Throughout the intervention season, a total of 64 injuries occurred -- 36 (56 percent) during practice and 28 (44%) during matches. Of them, 20 were muscle injuries, accounting for 31.3 percent of the total injuries; 14 of which occurred during practice and 6 during games. In all, three re-injuries happened and (15 percent of overall muscle injuries) and there were not any premature re-injuries. In comparison with the preceding season with no intervention-program set up, there was a reduction in the number of times and muscle injuries . Specifically, whereas muscle injuries accounted for 31 percent of harms they accounted for 59% of all injuries. Significantly, the number of injuries per 1000 hours of training and playing time was reduced by over half of 5.6 to 2.5. Meanwhile, the number of days fell by nearly two-thirds 106 into 37. The investigators put the success of this intervention down to three key aspects:
  • An injury prevention program that comprised of core stability exercises similar to those in 'The II' program but which differed in its two-tiered arrangement (group and individual sessions), allowing for intense and special training. In contrast, the combined results in research into The II app are probably because of the non- special content and ineffective intensity.
  • The program's continuity of commitment by the players to both the group and individual areas.
  • The addition of bizarre hamstring training in the group program (2 sets of 5 repetitions per week) combined with all the personalized application for players with a history of injury.
  • Using ice baths in the conclusion of every training session
The investigators cautioned that their study would have included a larger number of topics, but the data still showed a critical progress by the prior year over that. They also argued that by increasing the number of group and individual prevention training sessions, the outcomes could be enhanced.

Summary & Recommendations

Injury treatment in aggressive soccer is equally costly and time-consuming also given the pressures of the game, injury avoidance is more important than ever. But, despite extensive published literature on harm prevention strategies and initiatives such as FIFA's 'The II', the injury rates in soccer remain high, especially in the higher levels.

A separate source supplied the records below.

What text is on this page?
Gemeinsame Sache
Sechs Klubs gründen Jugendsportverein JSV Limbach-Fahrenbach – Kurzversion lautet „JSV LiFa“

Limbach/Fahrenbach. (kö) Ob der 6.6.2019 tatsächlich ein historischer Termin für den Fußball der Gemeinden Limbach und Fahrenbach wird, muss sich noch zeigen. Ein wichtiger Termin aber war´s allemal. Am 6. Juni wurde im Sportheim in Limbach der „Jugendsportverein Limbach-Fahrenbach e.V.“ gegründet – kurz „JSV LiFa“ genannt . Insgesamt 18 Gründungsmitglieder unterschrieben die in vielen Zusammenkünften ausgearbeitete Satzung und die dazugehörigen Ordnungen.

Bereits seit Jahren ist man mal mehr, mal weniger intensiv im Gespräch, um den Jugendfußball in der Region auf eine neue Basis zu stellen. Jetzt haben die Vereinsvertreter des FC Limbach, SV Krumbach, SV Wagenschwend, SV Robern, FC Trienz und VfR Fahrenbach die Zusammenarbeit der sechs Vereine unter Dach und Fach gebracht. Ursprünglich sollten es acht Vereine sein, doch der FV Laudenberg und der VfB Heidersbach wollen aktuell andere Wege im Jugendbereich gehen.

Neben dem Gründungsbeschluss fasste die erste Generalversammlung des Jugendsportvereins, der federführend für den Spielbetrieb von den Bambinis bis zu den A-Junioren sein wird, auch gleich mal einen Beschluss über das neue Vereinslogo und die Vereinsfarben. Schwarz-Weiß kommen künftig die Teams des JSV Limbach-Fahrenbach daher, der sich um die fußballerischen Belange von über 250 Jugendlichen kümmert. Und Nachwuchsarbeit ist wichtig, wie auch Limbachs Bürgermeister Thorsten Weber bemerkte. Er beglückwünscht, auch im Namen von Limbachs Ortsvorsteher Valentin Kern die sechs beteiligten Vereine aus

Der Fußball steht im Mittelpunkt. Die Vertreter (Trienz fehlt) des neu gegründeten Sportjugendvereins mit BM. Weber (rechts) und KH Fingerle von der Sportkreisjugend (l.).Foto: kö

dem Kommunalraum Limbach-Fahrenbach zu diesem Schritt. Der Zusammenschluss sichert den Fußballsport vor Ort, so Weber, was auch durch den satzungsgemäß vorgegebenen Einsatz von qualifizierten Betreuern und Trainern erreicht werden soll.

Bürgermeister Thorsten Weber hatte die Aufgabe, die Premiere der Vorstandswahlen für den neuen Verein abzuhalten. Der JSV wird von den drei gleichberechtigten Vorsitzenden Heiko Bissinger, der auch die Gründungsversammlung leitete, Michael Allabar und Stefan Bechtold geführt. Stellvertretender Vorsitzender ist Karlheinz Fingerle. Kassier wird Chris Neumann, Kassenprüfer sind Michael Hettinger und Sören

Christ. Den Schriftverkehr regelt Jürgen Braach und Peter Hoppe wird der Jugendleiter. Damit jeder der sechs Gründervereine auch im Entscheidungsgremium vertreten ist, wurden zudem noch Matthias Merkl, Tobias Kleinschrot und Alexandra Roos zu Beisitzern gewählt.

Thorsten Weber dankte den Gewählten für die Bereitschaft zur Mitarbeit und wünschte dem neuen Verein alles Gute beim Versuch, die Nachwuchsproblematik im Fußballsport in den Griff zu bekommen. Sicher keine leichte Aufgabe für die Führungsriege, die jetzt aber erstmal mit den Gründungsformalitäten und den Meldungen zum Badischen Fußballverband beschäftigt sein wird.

The latest research indicates that while overall injury prevention programs such as The II might reduce the incidence of trauma in amateur gamers, especially by reducing the incidence of knee injury. However, they will probably not benefit professional players or level. Instead, combining a more individualized approach (using a far greater emphasis on particular exercises determined by kinesiologic and diagnostic testing) with team sessions seems to be desirable. Additionally, it is important that gamers are 'on-board' with almost any program and take part regularly (at least twice weekly) to achieve all the potential advantages.

References
1.Br J Sports Med. 2002;36:354-9.
2.Injury Prevention. 2011;17(2):1-5.
3.Am J Sports Med. 2011 Jun;39(6):1226-32
4.Br J Sports Med. 2013 Aug;47(12):743-7.
5. Knee Surg Sports Traumatol Arthrosc 2010; 18:1798-1803.
6.J Orthop Sports Phys Ther 2010; 40:67-81
7.Br J Sports Med 2005; 39:542-546
8. Sports Med 2004; 34:681-695
9. Am J Sports Med 2002; 30:199-203.
10. Sports Med 2012;42:209-226
11. Br J Sports Med 2012; 46:112-117.
12.Am J Sports Med 2004; 32(suppl 1):S5-S16.
13. Am J Sports Med 2010; 38:2051-2057.
14. Am J Sports Med 2010; 38:1147-1153.
15. Br J Sports Med 2006; 40:767-772
16. Am J Sports Med 2013; 41:327-335
17. Am J Sports Med 2002; 30(5):652-9
18.Br J Sports Med 2012 Dec;46(16):1114-8
19. J Physiother 2013 Mar; 59(1):15-23
20. Clin J Sport Med 2013 Nov; 23(6):500-1
21. Sports Med 2013 Apr; 43(4):257-65
22.J Strength Cond Res 2013 Dec; 27(12):3275-85
23. J Muscles, Ligaments and Tendons Journal 2013; 324 3 (4): 324-330
24. J Bone & Joint Surgery 1936; 18:105-110.
25. Phys Ther Sport 2007; 8:14-21.
26.J Orthopaedic and Sports Physical Therapy 1981; 2:117-133
27. Magee DJ. Orthopedic Physical Assessment. 3rd ed. Philadelphia, PA: W.B. Sauders Company; 1997.